Professional skepticism is an attitude that includes a questioning mind, being alert to conditions that may
indicate possible misstatement due to fraud or error, and a critical assessment of audit evidence. Auditors should
display healthy professional skepticism and verify the quality and reliability of the information gathered and
used. Auditors must be careful when being skeptic towards a client because too much skepticism may imply that
they do not trust the management and may be detrimental to the engagement.

Auditors do not rely on one type of evidence. Auditors always corroborate if they are unsatisfied with the
information gathered. Corroboration involves obtaining supporting documentation to substantiate claims made or
finding others to verify the accuracy of statements received.

WORKPAPERS

“It is not done if it is not documented.” This is the most common saying when performing audits.
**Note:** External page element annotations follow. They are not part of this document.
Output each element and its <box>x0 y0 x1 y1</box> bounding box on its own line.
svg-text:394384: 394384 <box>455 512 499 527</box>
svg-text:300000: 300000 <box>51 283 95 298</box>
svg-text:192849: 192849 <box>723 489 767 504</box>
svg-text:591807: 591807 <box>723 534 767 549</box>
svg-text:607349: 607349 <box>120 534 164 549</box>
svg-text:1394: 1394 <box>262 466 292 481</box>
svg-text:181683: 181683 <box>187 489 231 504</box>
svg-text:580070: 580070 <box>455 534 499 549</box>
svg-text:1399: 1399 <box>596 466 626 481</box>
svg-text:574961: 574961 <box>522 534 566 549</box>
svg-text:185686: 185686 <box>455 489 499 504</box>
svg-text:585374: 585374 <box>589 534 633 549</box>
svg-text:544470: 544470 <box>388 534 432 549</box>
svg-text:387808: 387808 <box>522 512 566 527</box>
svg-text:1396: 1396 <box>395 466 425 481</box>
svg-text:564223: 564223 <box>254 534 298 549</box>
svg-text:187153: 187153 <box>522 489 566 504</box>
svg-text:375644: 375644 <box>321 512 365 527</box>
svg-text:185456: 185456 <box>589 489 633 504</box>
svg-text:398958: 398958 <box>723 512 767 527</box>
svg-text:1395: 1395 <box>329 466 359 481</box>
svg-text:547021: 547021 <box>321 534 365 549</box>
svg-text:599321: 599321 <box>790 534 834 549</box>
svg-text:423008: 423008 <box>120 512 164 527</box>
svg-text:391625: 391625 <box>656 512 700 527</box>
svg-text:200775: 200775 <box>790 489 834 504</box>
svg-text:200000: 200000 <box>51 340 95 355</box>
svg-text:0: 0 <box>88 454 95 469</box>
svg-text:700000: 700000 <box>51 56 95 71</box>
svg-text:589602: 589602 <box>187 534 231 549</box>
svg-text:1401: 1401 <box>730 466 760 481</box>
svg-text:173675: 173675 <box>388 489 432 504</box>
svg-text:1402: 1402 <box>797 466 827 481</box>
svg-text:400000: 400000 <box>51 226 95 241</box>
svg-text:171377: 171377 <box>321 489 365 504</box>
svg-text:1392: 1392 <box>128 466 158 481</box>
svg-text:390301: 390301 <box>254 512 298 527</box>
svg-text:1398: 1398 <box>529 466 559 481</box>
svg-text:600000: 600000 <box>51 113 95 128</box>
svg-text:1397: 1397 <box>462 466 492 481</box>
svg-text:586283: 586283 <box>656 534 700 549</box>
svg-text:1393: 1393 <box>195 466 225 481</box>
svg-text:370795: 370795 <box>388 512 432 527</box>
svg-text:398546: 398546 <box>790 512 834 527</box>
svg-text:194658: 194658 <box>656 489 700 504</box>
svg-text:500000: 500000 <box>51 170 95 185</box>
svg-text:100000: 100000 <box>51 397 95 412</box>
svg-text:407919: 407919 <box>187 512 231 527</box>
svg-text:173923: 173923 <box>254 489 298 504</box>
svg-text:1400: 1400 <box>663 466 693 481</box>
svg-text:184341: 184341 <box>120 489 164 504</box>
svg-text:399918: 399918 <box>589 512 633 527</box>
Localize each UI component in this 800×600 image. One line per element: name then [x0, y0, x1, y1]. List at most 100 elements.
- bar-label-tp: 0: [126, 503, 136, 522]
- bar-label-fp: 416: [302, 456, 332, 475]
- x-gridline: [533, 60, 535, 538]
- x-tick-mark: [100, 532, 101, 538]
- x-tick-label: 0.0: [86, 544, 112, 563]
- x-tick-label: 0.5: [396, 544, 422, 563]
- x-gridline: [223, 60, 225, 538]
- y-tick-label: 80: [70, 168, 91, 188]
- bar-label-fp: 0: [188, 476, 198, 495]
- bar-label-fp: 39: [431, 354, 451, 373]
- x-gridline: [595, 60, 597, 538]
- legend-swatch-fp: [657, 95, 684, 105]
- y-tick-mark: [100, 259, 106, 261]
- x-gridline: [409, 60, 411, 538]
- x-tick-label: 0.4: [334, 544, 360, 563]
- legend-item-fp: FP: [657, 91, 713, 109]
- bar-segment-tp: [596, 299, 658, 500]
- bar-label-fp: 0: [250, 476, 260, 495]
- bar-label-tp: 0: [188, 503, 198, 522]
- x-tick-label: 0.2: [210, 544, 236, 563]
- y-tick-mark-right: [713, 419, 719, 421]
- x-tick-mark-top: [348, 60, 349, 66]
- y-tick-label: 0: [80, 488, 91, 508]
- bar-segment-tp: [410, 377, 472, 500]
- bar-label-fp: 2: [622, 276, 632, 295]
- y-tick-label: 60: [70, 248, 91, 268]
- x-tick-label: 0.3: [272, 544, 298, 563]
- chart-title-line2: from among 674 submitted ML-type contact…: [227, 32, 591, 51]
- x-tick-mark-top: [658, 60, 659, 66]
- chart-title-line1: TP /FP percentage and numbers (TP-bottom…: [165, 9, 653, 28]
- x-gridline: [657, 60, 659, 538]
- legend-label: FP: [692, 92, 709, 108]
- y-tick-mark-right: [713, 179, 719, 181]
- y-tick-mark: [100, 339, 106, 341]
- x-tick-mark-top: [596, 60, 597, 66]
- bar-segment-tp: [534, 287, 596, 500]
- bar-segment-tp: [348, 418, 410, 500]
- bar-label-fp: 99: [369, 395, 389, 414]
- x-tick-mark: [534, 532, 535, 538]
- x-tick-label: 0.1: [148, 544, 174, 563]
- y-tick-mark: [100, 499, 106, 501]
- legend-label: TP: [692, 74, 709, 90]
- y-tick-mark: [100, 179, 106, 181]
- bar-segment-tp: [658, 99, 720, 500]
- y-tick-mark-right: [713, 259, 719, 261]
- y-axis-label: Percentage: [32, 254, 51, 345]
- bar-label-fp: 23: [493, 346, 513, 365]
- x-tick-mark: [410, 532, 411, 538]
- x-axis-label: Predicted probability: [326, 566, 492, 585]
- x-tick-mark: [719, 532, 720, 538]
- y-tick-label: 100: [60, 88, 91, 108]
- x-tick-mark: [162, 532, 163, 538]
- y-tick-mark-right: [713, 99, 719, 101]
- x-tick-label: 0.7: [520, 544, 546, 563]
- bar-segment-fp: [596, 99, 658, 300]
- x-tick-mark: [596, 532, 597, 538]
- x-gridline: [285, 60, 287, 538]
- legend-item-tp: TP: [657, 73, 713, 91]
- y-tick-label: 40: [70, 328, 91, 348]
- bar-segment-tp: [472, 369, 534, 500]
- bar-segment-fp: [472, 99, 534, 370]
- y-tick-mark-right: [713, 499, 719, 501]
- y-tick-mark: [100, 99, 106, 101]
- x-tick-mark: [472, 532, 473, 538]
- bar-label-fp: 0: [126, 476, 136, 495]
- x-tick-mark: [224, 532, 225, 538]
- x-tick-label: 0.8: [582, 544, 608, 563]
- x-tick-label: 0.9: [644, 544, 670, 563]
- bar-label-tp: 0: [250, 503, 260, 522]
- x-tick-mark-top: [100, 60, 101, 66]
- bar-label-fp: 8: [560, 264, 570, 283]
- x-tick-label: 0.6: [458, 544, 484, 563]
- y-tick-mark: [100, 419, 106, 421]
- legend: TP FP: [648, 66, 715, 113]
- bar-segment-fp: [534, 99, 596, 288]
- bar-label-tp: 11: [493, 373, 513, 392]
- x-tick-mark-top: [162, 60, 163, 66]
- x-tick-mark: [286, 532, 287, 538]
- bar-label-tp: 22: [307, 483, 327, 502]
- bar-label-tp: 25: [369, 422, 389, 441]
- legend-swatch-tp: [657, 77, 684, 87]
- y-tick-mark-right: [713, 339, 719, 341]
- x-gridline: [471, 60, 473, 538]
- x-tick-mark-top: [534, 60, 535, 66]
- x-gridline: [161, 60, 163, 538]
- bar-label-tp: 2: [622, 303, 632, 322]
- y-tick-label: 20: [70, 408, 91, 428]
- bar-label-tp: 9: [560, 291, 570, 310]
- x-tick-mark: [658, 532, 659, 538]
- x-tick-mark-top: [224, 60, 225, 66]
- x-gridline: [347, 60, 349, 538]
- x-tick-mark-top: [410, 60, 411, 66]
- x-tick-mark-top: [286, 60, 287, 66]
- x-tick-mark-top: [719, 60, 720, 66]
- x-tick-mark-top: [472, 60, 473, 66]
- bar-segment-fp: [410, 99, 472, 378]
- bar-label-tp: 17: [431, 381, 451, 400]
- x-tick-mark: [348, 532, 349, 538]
All
procedures performed should be documented in workpapers. Workpapers should consist of objective of the
procedure, procedures performed and conclusion. It should be neat, easy to read, review and appearance should
be uniform. Readers of that workpaper should be able to fully understand and can reperform the procedures
performed and arrive at the same result. Accessibility of these workpapers should limited to the members of the
audit team.

In operations audit, since the focus is internal controls, most documentations are in narrative format.
This may provide full detail of the process under review and is simple to prepare. However, this can be too
detailed and may be irrelevant if the process or control is too complex, difficult to visualize and confuse the
reader if it is too long. To resolve this, flowcharts are being widely used when auditing controls.

Flowchart is a diagram of the sequence of movements or actions of people or things involved in a process
or activity. They are easy to understand since the shapes used are simple.